Chilling out with a real winner

When Kim Crawford was winemaker at Saint Clair estate in the Marlborough region of New Zealand, he was noted for his hands-on style. There was little stress on high technology.

He made clean, natural wines that offered the flavour and character of the grapes.

The talented artist of the grape was named 'Winemaker of the Year' in both 1995 and 1996. He is carrying on his personal tradition and has established his own label.

Now on sale at Watson's Wine Cellars is the full range of Mr Crawford's wines. Wisely, he has stuck to what he knows best: the whites.

There are two sauvignon blancs, a riesling, a semillon and a couple of chardonnays, one of them unoaked. His sole red is a cabernet franc.

With prices ranging from $148 for his straight 98 sauvignon blanc up to $199 for a semillon and his wood-matured chardonnay, these are not the cheapest Kiwi whites on the block.
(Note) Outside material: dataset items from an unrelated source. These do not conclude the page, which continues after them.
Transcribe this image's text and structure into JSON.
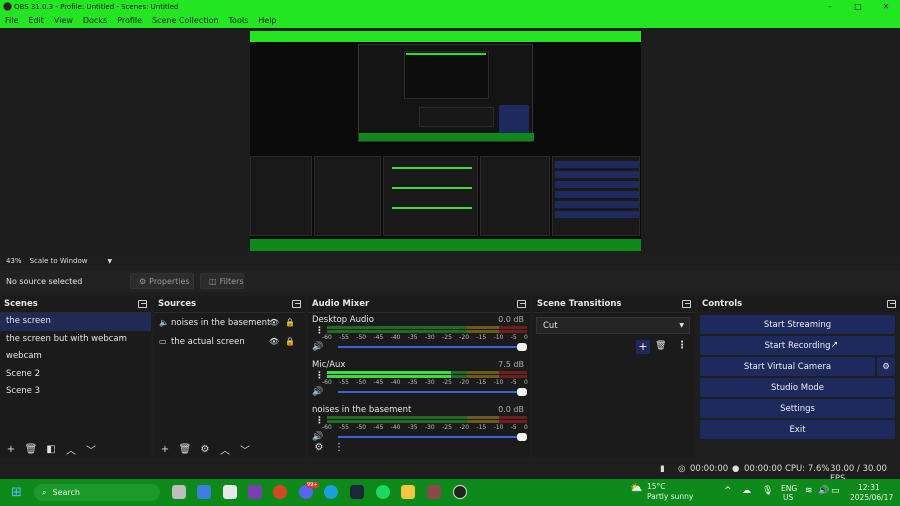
{
  "window": {
    "title": "OBS 31.0.3 - Profile: Untitled - Scenes: Untitled",
    "controls": [
      "–",
      "□",
      "✕"
    ]
  },
  "menu": [
    "File",
    "Edit",
    "View",
    "Docks",
    "Profile",
    "Scene Collection",
    "Tools",
    "Help"
  ],
  "zoom": {
    "percent": "43%",
    "mode": "Scale to Window"
  },
  "source_bar": {
    "status": "No source selected",
    "properties": "Properties",
    "filters": "Filters"
  },
  "scenes": {
    "title": "Scenes",
    "items": [
      "the screen",
      "the screen but with webcam",
      "webcam",
      "Scene 2",
      "Scene 3"
    ],
    "selected": 0
  },
  "sources": {
    "title": "Sources",
    "items": [
      {
        "name": "noises in the basement",
        "icon": "speaker-icon"
      },
      {
        "name": "the actual screen",
        "icon": "monitor-icon"
      }
    ]
  },
  "mixer": {
    "title": "Audio Mixer",
    "ticks": [
      "-60",
      "-55",
      "-50",
      "-45",
      "-40",
      "-35",
      "-30",
      "-25",
      "-20",
      "-15",
      "-10",
      "-5",
      "0"
    ],
    "channels": [
      {
        "name": "Desktop Audio",
        "db": "0.0 dB",
        "level": 0.0
      },
      {
        "name": "Mic/Aux",
        "db": "7.5 dB",
        "level": 0.62
      },
      {
        "name": "noises in the basement",
        "db": "0.0 dB",
        "level": 0.0
      }
    ]
  },
  "transitions": {
    "title": "Scene Transitions",
    "selected": "Cut"
  },
  "controls": {
    "title": "Controls",
    "start_streaming": "Start Streaming",
    "start_recording": "Start Recording",
    "start_virtual_camera": "Start Virtual Camera",
    "studio_mode": "Studio Mode",
    "settings": "Settings",
    "exit": "Exit"
  },
  "status": {
    "stream_time": "00:00:00",
    "record_time": "00:00:00",
    "cpu": "CPU: 7.6%",
    "fps": "30.00 / 30.00 FPS"
  },
  "taskbar": {
    "search": "Search",
    "weather_temp": "15°C",
    "weather_text": "Partly sunny",
    "lang_1": "ENG",
    "lang_2": "US",
    "time": "12:31",
    "date": "2025/06/17",
    "notification_badge": "99+"
  },
  "colors": {
    "accent_green": "#21e621",
    "taskbar_green": "#0e8a1a",
    "button_blue": "#1e2a5e",
    "fader_blue": "#3d63d8"
  }
}
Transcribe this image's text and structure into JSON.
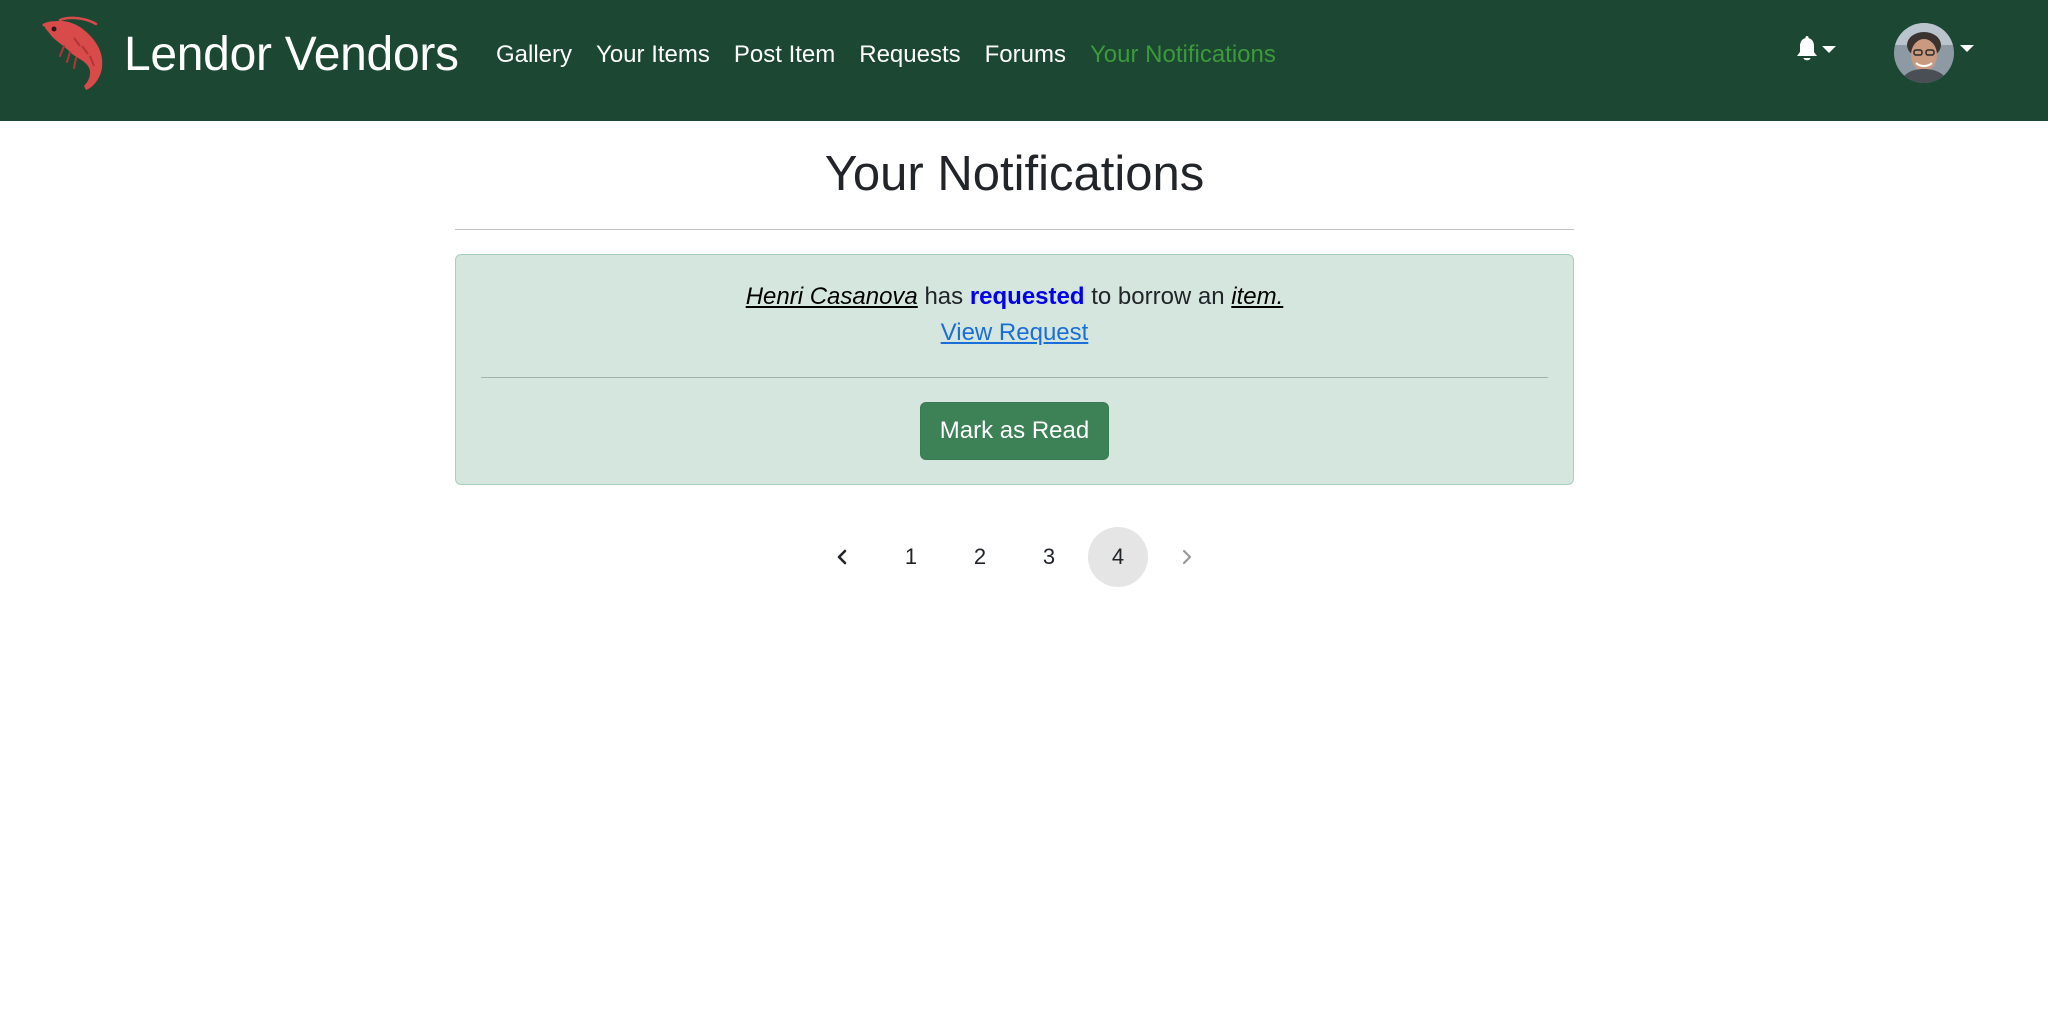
{
  "navbar": {
    "brand": "Lendor Vendors",
    "brand_icon": "shrimp-icon",
    "links": [
      {
        "label": "Gallery"
      },
      {
        "label": "Your Items"
      },
      {
        "label": "Post Item"
      },
      {
        "label": "Requests"
      },
      {
        "label": "Forums"
      },
      {
        "label": "Your Notifications",
        "active": true
      }
    ],
    "notifications_icon": "bell-icon",
    "user_menu_icon": "avatar"
  },
  "main": {
    "title": "Your Notifications",
    "notification": {
      "user": "Henri Casanova",
      "has": "has",
      "action": "requested",
      "middle": "to borrow an",
      "item": "item.",
      "link": "View Request",
      "button": "Mark as Read"
    }
  },
  "pagination": {
    "prev_icon": "chevron-left-icon",
    "next_icon": "chevron-right-icon",
    "pages": [
      "1",
      "2",
      "3",
      "4"
    ],
    "current": "4",
    "next_disabled": true
  },
  "colors": {
    "navbar_bg": "#1c4733",
    "active_link": "#3d9a3a",
    "card_bg": "#d5e6de",
    "button_bg": "#3d8157",
    "action_text": "#0000ee",
    "link_text": "#1a6ed8"
  }
}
But they are all worth drinking.

It gets hard trying to pick one wine in Watson's. With hundreds of labels from which to choose, you find yourself like a child in a toy shop on the night before Christmas. What's Santa going to bring? Well, I didn't have too much time because I stopped off to buy a bottle to take to lunch, so I decided on the 98 semillon.

Why this wine? Well, I wanted something a bit different, and you don't offer find a 100 per cent semillon wine and I liked the shape of the bottle and the modest label. It proved a good choice.
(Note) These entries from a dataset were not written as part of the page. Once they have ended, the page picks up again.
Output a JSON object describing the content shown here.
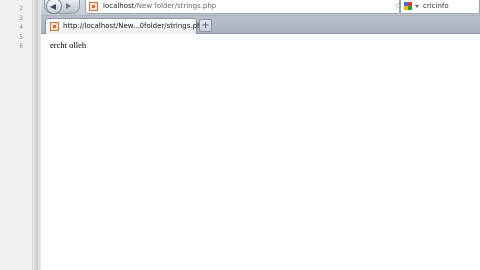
{
  "editor": {
    "line_numbers": [
      "2",
      "3",
      "4",
      "5",
      "6"
    ]
  },
  "browser": {
    "address_bar": {
      "host": "localhost",
      "path": "/New folder/strings.php"
    },
    "search": {
      "query": "cricinfo"
    },
    "tab": {
      "label": "http://localhost/New...0folder/strings.php"
    },
    "new_tab_label": "+",
    "page": {
      "text": "ercht olleh"
    }
  },
  "colors": {
    "favicon": "#d4703a",
    "chrome": "#c4cad4"
  },
  "icons": {
    "back": "back-arrow-icon",
    "forward": "forward-arrow-icon",
    "bookmark": "star-icon",
    "feed": "feed-icon",
    "reload": "reload-icon",
    "search_engine": "google-icon"
  }
}
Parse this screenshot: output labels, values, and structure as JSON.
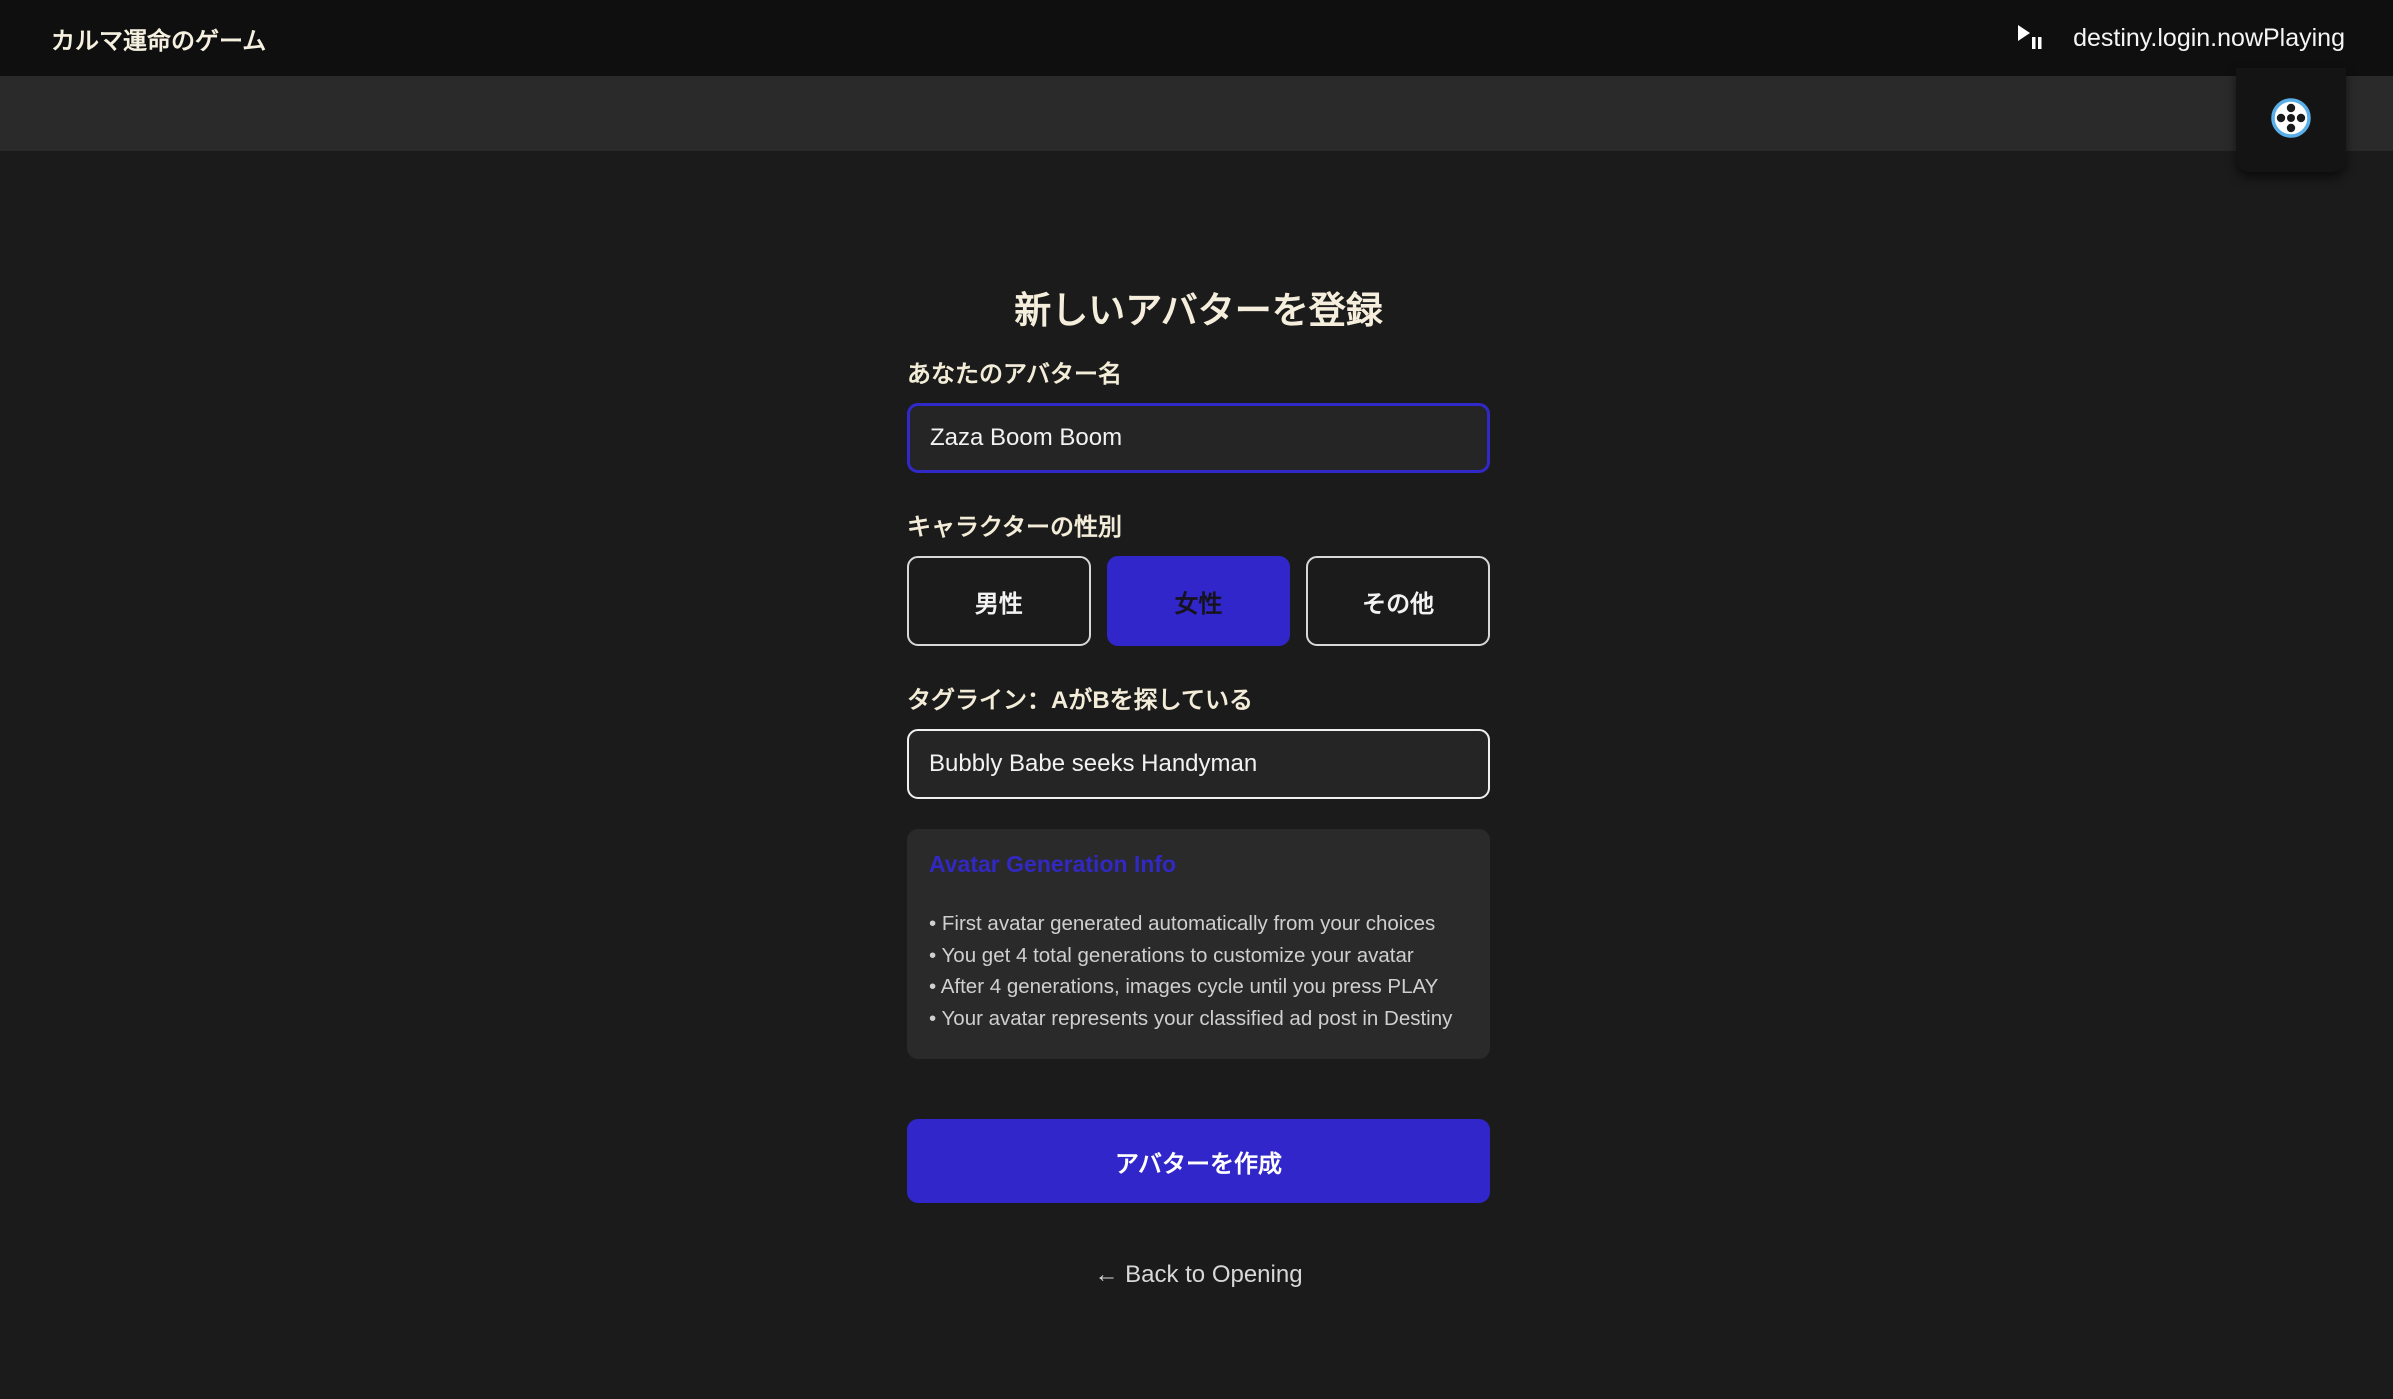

After Mr Crawford left the Saint Clair vineyard he started making his own range of wines. Most fruit is sourced from specialist vineyards. The semillon, for example, comes from grapes grown by Jim and Jenny Scotland in the Hawke's Bay region of the North Island.

Regular winds from the Pacific Ocean waft inland every afternoon, cooling the vines and letting the grapes slowly ripen to full sugar-laden maturity. The aroma is heavy: you catch figs and melons in the first sniff. It is rich on the palate with a smooth lime flavour.

You need something substantial to eat with this wine, maybe a pasta dish with fish or a creamy sauce.

Mr Crawford likes to boast that he lets the natural flavour of the grapes flow into the bottle. That is a nice philosophy, but to make it a reality you need excellent fruit.

That is where his policy of buying-in grapes from expert growers pays dividends, because he can get sauvignon blanc from the cool climate of Marlborough, semillon from warmer Hawke's Bay and source his red grapes from hotter climates in Gisborne or around Auckland.

A nice selection of wines and a good addition to the growing choice we find on Hong Kong shelves.

The Scotland grapes, grown in the Clive district of Hawke's Bay, are picked about three weeks later than in other vineyards in the area.

'This gives an evolution and intensification of flavour,' Mr Crawford said. The specific vines were selected from the dry and hot Barossa of South Australia, picked particularly so it was not as herbaceous as New Zealand semillons.

He likes the vineyard, which has alluvial soils over gravel. Riesling grown there has won gold medals every year since 1992. This isn't just the climate, soil and that helpful cooling breeze, but the viticultural skills of the husband and wife who nurture the vines, he is quick to point out.